Basically, the Mechs are fairly well detailed, but the terrain looks somewhere between Claymation-level graphics and the set of a 1970’s sci-fi movie. It’s just not realistic at all. The trees look like props. Buildings are nondescript and boxy. Water looks flat. It really makes you wonder why the game is chugging along so hard and acting so sluggish, when the graphical payout is minimal.
As you can probably deduce from the short video of one of my early missions above, there are also a few AI problems. The computer AI basically just comes straight at you, with no thought of strategy. In mixed lances, that means that the light Mechs will arrive first and get chewed up by your team, probably dying before the heavies even get in range. BATTLETECH makes up for this by fielding a ton of enemies on most missions, sometimes as many as ten or more enemy Mechs, which easily outnumber your maximum four Mechs per mission. I would have preferred a more tactically sound enemy over mindless brute force offensives. Even forcing the badly lopsided numbers, given that the AI fights the same way every time, once you learn their tactics, you will probably win most battles. Again, I am not sure why the enemies in Shadowrun were so much smarter.

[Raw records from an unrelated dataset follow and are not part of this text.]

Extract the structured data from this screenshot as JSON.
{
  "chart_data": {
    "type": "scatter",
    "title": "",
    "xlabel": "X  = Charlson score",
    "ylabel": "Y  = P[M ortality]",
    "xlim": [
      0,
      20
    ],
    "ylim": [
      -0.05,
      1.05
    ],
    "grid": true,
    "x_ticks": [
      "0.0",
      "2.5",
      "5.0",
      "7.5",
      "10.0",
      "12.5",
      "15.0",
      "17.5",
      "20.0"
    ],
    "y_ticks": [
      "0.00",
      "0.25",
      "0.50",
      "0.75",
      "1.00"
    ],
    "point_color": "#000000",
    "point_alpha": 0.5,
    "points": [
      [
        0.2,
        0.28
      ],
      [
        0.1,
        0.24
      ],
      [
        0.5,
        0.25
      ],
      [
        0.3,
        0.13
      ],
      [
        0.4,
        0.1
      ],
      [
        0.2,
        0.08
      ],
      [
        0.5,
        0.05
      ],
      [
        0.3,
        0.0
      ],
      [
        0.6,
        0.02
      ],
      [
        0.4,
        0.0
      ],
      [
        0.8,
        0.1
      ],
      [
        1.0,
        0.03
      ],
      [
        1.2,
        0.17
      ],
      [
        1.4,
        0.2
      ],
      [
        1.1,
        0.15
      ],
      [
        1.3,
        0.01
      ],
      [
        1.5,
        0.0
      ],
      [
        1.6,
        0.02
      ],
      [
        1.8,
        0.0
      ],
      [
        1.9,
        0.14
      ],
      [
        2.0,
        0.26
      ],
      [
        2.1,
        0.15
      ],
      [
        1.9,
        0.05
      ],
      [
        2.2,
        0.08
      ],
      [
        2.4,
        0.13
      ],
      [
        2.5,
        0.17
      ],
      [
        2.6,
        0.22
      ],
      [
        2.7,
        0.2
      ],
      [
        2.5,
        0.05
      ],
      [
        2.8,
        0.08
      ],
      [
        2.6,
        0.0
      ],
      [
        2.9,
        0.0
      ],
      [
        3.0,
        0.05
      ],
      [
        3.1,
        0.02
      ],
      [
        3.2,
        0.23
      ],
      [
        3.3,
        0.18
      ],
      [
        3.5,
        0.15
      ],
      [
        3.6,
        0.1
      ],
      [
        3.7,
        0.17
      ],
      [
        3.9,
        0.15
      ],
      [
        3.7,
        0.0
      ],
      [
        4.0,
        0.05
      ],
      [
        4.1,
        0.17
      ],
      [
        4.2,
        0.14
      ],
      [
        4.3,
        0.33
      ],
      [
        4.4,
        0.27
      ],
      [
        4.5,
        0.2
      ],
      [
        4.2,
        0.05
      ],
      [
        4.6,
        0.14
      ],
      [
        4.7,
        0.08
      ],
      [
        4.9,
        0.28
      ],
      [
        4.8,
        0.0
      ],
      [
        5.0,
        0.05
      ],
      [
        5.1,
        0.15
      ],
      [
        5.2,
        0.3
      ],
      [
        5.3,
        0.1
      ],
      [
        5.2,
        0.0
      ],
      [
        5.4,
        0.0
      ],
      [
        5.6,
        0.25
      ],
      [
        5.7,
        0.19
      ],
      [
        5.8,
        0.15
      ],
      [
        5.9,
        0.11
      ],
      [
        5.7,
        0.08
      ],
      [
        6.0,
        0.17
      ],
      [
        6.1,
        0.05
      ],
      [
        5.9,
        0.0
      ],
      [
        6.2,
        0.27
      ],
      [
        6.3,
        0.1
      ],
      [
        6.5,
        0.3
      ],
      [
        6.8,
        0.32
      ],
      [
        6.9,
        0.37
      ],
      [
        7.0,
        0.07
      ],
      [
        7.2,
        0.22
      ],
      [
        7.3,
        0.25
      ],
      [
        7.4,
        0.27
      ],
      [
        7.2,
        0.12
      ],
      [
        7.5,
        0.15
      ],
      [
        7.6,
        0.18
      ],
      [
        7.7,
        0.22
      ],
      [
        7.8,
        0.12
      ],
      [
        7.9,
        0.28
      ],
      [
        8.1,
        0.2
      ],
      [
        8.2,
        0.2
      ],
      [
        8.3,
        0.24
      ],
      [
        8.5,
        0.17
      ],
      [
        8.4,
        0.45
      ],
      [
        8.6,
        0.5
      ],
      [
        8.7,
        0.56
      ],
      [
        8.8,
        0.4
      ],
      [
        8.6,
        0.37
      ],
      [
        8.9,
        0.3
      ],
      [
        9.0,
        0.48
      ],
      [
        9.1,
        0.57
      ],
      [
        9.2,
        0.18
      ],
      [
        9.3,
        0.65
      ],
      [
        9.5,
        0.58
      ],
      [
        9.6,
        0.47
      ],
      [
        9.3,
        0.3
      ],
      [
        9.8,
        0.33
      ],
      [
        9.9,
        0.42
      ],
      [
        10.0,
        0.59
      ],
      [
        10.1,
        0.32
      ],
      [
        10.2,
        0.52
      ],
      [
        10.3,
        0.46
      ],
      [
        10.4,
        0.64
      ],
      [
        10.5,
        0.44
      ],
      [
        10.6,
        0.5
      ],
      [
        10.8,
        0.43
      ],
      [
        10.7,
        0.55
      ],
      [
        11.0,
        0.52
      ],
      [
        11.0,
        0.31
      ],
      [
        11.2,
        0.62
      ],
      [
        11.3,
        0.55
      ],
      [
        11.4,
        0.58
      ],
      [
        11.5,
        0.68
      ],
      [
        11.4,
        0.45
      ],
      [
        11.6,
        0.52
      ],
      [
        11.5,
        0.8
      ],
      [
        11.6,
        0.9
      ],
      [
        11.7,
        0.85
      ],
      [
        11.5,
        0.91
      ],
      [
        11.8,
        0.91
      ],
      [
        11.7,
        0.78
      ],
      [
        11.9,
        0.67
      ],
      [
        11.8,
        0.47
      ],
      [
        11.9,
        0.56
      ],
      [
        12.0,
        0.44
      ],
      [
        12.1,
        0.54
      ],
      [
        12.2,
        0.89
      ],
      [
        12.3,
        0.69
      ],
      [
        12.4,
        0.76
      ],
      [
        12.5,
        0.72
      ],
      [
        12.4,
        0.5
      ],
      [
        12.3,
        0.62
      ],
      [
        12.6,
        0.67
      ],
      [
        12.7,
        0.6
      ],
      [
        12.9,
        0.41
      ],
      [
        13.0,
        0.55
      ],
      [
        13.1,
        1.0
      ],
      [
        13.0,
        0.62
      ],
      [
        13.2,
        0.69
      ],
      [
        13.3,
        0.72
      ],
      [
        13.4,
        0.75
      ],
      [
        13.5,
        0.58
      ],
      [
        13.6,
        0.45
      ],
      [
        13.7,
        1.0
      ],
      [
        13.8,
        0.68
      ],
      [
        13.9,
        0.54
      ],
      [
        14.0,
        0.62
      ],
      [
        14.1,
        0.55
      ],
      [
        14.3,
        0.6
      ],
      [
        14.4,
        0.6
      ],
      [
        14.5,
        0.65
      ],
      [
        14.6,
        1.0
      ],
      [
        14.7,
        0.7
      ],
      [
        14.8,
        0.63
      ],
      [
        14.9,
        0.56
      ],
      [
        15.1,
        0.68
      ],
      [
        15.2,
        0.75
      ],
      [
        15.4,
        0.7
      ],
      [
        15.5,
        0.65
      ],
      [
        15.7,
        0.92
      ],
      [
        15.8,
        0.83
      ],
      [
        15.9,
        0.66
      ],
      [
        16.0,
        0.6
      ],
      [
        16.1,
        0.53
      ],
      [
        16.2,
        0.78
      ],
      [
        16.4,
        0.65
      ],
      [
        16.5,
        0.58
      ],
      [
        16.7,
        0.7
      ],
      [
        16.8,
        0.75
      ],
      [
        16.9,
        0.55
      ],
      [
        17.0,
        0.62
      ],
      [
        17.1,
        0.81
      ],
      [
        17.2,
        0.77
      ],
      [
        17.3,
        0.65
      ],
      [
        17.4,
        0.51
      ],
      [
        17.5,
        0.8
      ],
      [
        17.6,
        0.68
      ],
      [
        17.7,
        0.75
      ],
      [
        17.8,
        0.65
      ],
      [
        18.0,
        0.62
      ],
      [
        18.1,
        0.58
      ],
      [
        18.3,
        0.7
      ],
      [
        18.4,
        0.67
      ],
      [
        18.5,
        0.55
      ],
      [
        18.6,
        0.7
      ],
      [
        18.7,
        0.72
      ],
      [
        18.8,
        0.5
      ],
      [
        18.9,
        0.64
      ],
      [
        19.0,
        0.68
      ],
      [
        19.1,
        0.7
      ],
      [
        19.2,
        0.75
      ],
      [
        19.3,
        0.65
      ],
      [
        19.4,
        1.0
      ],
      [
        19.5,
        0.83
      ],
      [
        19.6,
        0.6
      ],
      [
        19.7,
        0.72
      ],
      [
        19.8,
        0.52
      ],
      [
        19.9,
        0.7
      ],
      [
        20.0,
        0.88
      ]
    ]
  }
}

Perhaps it’s unfair to compare BATTLETECH with Shadowrun, but the difference is so striking that it’s hard to believe they were made by the same studio. Both of them are turn-based games from HBS, yet Shadowrun looks amazing, has its own identity, a smart AI, deeply rich characterization and plotting, and runs as smooth as hot butter on nearly any system. BATTLETECH seems to want a supercomputer as its host, looks generic, has almost no role-playing beyond a few random dialog choices, a bit of a ham-handed AI, and fights players with sluggish controls at every turn.
There are a lot of, lets call them disappointing, aspects when it comes to BATTLETECH. This does not make it a bad game, or at least not a terrible one. But it’s sad, and more than a little frustrating, that a title with such a rich history, a passionate fanbase and a literal universe of content, should fall so short of being an epic game. Honestly, I think everyone expected a lot more from HBS.
That said, I still go back and play BATTLETECH. I think I do it because it provides an interesting window into the BattleTech world that is simply unavailable elsewhere. For example, when you are just idling on your ship, they have these shipboard announcements that occur which makes you feel like you are really there. And looking at the big galaxy map, knowing that you can go anywhere (as sections unlock) and get into all kinds of trouble, is just a fun experience. Sure, it makes me sad thinking about what might have been, but at least we have a passible title in a fascinating world that many of us love. And I guess lukewarm BATTLETECH is better than nothing – though you could always load up MechCommander 2 again I suppose, and have an arguably better experience.
BATTLETECH earns a decidedly average 3 out of 5 GiN Gems.